Of course, he hadn't shared these thoughts with Tanya, and thankfully she hadn't asked. Instead, she'd simply made her way over to the couches, laid down in an uncharacteristically casual display, and immediately fallen asleep. Tamaki and he had quietly laughed to each other about the "lion sleeping off a meal", but he'd known Tamaki long enough to hear the hollow joy for what it was. They'd continued to work in as much quiet as possible, finding places to store their new rifles, the box of cash, and the lab equipment in the armory/storage area of the hideout.
Two hours later, Ohgi had returned from his errand. He'd apparently driven the truck west, towards the edge of the Shinjuku Ghetto and Nakano, before parking it on a sufficiently abandoned street, rolling the two grenades under the cab, and running like hell. He'd looked back to see the truck on its side and smoking, and had kept running for another mile before walking the rest of the way back to Shinjuku and the hideout. Naoto vaguely hoped that nobody had been hurt by the grenade's shrapnel, but he was just honestly glad to have seen the last of that blood-drenched truck cab. He couldn't imagine how awful it must have been for Ohgi, perched awkwardly on a seat practically saturated with drying blood, doing his best to ignore the scent of shit that had lingered even after the corpses Tanya had produced had been dumped unceremoniously in an alley.
Wordlessly, Naoto passed the bottle back to Ohgi. He'd forgotten to wipe the bottle off this time, but his friend apparently didn't care.
Tanya was still asleep when they decided to call it a night, and neither he nor Ohgi had the heart to wake her up. When she slept, she looked so... different, so innocent and vulnerable. When awake, Tanya was an enthusiastic ball of energy and suggestions one moment, a haunting vision of the human cost of war in another, a paranoid and twitchy ball of nerves in a third, and a terrifyingly efficient fighting machine in the next. But asleep, she just looked... like a kid, and a good one at that. Her face relaxed into a peaceful smile, which almost made you overlook the hollows of her cheeks and how each bone in her hands stood out against the skin. Naoto was happy to see that the hollows were a bit less deep than when Ohgi had first brought her back to their apartment, but she still looked so fragile.
After waiting a bit to see if she'd wake back up, they'd had a short discussion, and they decided it would be bad if she woke up alone in a strange place after such a violent and potentially traumatic experience. Ohgi had carefully scooped the girl up and begun carrying her up the stairs. She'd sleepily protested for a moment, before drifting back off again. She hadn't woken back up during the long walk back home, even after being passed back and forth three times, and hadn't woken when they'd put her down in the nest of blankets she'd assembled in the corner of their studio, head on the single ratty pillow Ohgi had managed to barter from Mrs. Maki two doors down. Tanya still wore her mission clothes, now crusted with dried blood, but neither man had wanted to try washing or changing her, so they'd simply left her on her nest of blankets before heading up to the roof to try and drink away the stress of another night in Shinjuku.
Ohgi put the bottle down on the roof between them, and turned towards Naoto.

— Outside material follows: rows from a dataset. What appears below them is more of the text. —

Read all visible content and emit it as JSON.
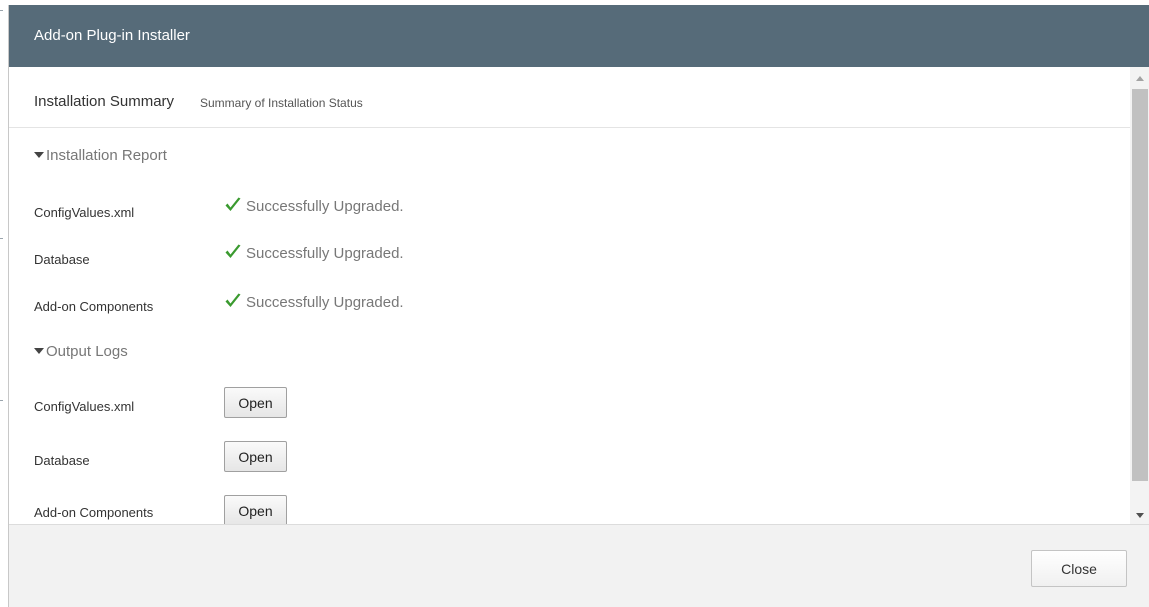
{
  "dialog": {
    "title": "Add-on Plug-in Installer"
  },
  "summary": {
    "title": "Installation Summary",
    "subtitle": "Summary of Installation Status"
  },
  "report": {
    "heading": "Installation Report",
    "rows": [
      {
        "label": "ConfigValues.xml",
        "status": "Successfully Upgraded."
      },
      {
        "label": "Database",
        "status": "Successfully Upgraded."
      },
      {
        "label": "Add-on Components",
        "status": "Successfully Upgraded."
      }
    ]
  },
  "logs": {
    "heading": "Output Logs",
    "rows": [
      {
        "label": "ConfigValues.xml",
        "button": "Open"
      },
      {
        "label": "Database",
        "button": "Open"
      },
      {
        "label": "Add-on Components",
        "button": "Open"
      }
    ]
  },
  "footer": {
    "close_label": "Close"
  },
  "colors": {
    "titlebar": "#566b79",
    "success": "#3a9a2f"
  }
}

Shit, here it comes. Naoto had hoped they could just drink themselves silly in silence, but he'd know this was coming.
"There's something very wrong with that girl, Naoto." The former teacher's voice was quiet but firm in the morning light, and Naoto groaned aloud.
"What else is new?" Naoto sighed and took another drag on the coffin nail. "We've already been over this, Ohgi. You're right, she's all kinds of fucked up. I'm not disagreeing with you here." He ground the stub of the roll-up out on the roof, and flicked the butt away. "Problem is, you and I both know she's way too dangerous to let wander around on her own. When we took her in, we took responsibility for her – and that means we can't just kick her out because she's..." Ugh, how the hell do I sum up Hajime Tanya in a single adjective? "...Because she's her." Naoto finished lamely, blaming drinking moonshine on an empty stomach for the sudden lack of eloquence.
"I know that, dammit!" Ohgi's voice lacked anger, but was full of pent-up frustration and shame. "I know that it's not her fault she is the way she is. It's not her fault she's so scary I almost piss myself every time she looks at me. I know, god dammit, but Naoto... We can't let her just... just..."
Naoto suddenly felt much older than his twenty six, almost twenty seven years. "She saved Kallen's life, Ohgi. I can't ignore that. Who knows what the hell would've happened to her, if Tanya hadn't been armed and found her in time?" He shivered, and thrust the horrible images his mind produced away as hard as he could. "Plus, she's finally managed to get Tamaki to stop goofing around for five minutes and take things seriously."
"She's still a child soldier, Naoto. I can't ignore that" Ohgi looked up, away from Naoto and into the sky. "I know she saved your sister. I know she's an absolutely terrifying fighter. I know she even slapped some sense into Tamaki." He looked back down, and met Naoto's eyes again. "She's still a child, and children shouldn't be sent into war. I'm sorry, but it's wrong. She's eleven, Naoto! Eleven!" Ohgi took a deep breath, and looked away again, trying to calm down.
Naoto took a deep breath too, and tried his best to keep his cool. "I don't like it any more than you do, Ohgi. But, what do you think I should do?" Naoto shook his head with irritation, his words sounding weak even to him. "I mean, we've tried to get her to act more her age. We've tried to keep her out of harm's way. It hasn't really been working out so far, has it, Ohgi?"
After Ohgi had first brought Tanya back to their apartment after she'd been kicked out of her deceased mother's apartment, she'd immediately begun acting paranoid. She'd almost attacked Naoto when he'd first arrived for no reason he could determine, and when Ohgi had tried to feed her, despite their assurances that she could eat as much as she wanted, she'd barely taken a few bites. After that rocky start, she'd taken to disappearing during most of the daylight hours, saying something about earning her keep, and none of Ohgi's attempts to convince her that she was welcome to their food seemed to sink in.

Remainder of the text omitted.